The work of man is only just beginning and it remains to conquer all the violence entrenched in the recesses of our passion and no race possesses the monopoly of beauty, of intelligence, of force, and there’s a place for all at the rendezvous of victory.
Aimé Césaire, Cahier d’un retour au pays natal
In his lecture The Myth of “The Clash of Civilizations” at the University of Massachusetts, Edward Said vehemently speaks against Samuel Huntington’s notion of cultural divisions and “rips” his thesis to shreds.
Samuel Huntington’s essay The Clash of Civilizations was published in the summer 1993 issue of Foreign Affairs. His states:
[…] the fundamental source of conflict in this new world will not be primarily ideological or primarily economic. The great divisions among humankind and the dominating source of conflict will be cultural.
Huntington defines civilization as a “cultural entity” and divides the world into eight main civilizations: Confucian, Japanese, Hindu, Islamic, Orthodox, Western, Latin American and African. He argues that the principal clash of civilizations in the post-Cold War world politics will be between “the West and the rest” – and in order to win this clash, Western civilization must strengthen its unity and promote cooperation with nation-states that endorse Western values, and in the mean time, keep its opponents weak and divided by exploiting their differences.

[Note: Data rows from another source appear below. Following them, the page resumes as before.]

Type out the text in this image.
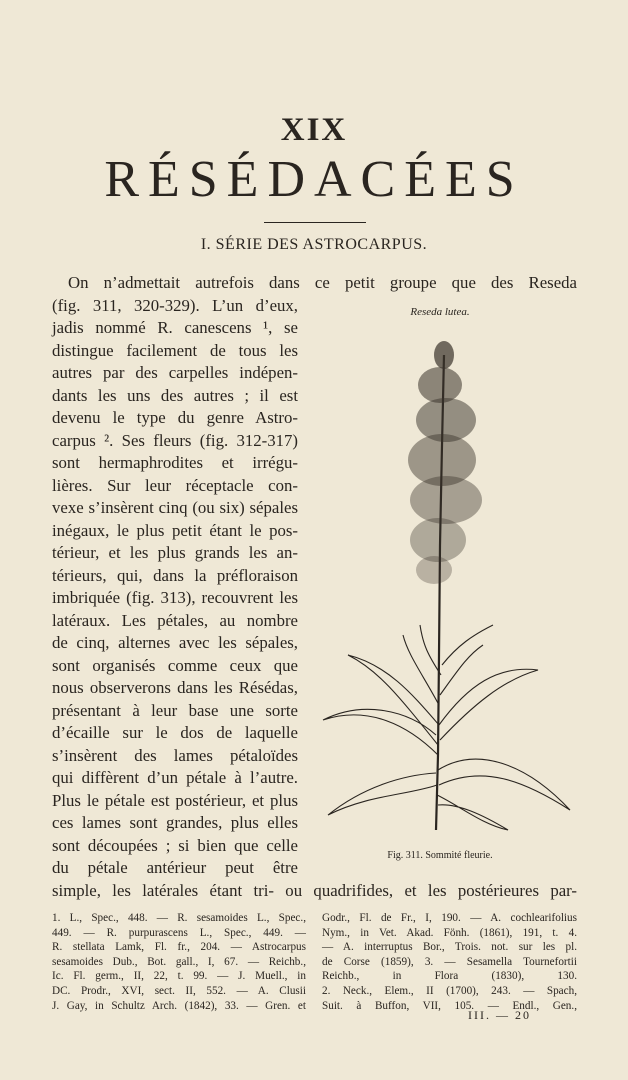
XIX
RÉSÉDACÉES
I. SÉRIE DES ASTROCARPUS.
On n’admettait autrefois dans ce petit groupe que des Reseda
(fig. 311, 320-329). L’un d’eux,
jadis nommé R. canescens ¹, se
distingue facilement de tous les
autres par des carpelles indépen-
dants les uns des autres ; il est
devenu le type du genre Astro-
carpus ². Ses fleurs (fig. 312-317)
sont hermaphrodites et irrégu-
lières. Sur leur réceptacle con-
vexe s’insèrent cinq (ou six) sépales
inégaux, le plus petit étant le pos-
térieur, et les plus grands les an-
térieurs, qui, dans la préfloraison
imbriquée (fig. 313), recouvrent les
latéraux. Les pétales, au nombre
de cinq, alternes avec les sépales,
sont organisés comme ceux que
nous observerons dans les Résédas,
présentant à leur base une sorte
d’écaille sur le dos de laquelle
s’insèrent des lames pétaloïdes
qui diffèrent d’un pétale à l’autre.
Plus le pétale est postérieur, et plus
ces lames sont grandes, plus elles
sont découpées ; si bien que celle
du pétale antérieur peut être
simple, les latérales étant tri- ou quadrifides, et les postérieures par-
Reseda lutea.
Fig. 311. Sommité fleurie.
1. L., Spec., 448. — R. sesamoides L., Spec.,
449. — R. purpurascens L., Spec., 449. —
R. stellata Lamk, Fl. fr., 204. — Astrocarpus
sesamoides Dub., Bot. gall., I, 67. — Reichb.,
Ic. Fl. germ., II, 22, t. 99. — J. Muell., in
DC. Prodr., XVI, sect. II, 552. — A. Clusii
J. Gay, in Schultz Arch. (1842), 33. — Gren. et
Godr., Fl. de Fr., I, 190. — A. cochlearifolius
Nym., in Vet. Akad. Fönh. (1861), 191, t. 4.
— A. interruptus Bor., Trois. not. sur les pl.
de Corse (1859), 3. — Sesamella Tournefortii
Reichb., in Flora (1830), 130.
2. Neck., Elem., II (1700), 243. — Spach,
Suit. à Buffon, VII, 105. — Endl., Gen.,
III. — 20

It is astonishing how explicit Huntington is while talking about forming alliances to sustain and expand Western power, and make all the civilizations more Western. The post-war imperialism attitudes and aggression are seeping out of every word!
Said refutes Huntington’s notion that civilizations are homogeneous entities that are separated from each other, and that differences among civilizations are fundamental and transcend time. He contends that “no culture or society is purely one thing”. There have always being communications and exchange among cultures, and migration has made today’s world a cultural compound in which no cultures or civilizations are insulated or stand-alone. Emphasizing cultural differences and pursuing dominance of one civilization over all the others, Said suggests, will not resolve conflicts among peoples – but intensify them; what we really need is a “new global mentality or consciousness that sees the dangers we face from the standpoint of the whole human race”, and to reconcile conflicts with “a sense of community, understanding, sympathy, and hope” instead of a sense of clash.
When Said is taking questions from the audience at the end of this lecture, someone asks, “What are the commonalities that can unite us?” Said responds that there are many commonalities among us, but we first have to “recognize them as actually having taken place.” He points out that education in most countries is nationalistic and has a great emphasis on learning “our tradition”, “our culture”, and “our language”. Said stresses the need to de-nationalize education so that people have the opportunities to learn about diverse cultures and realize that we live in a world of mixture in which cultures and civilizations cannot be simply separated from each other, and that certain ideas such as Apartheid and ethnic cleansing are wasteful and hopeless.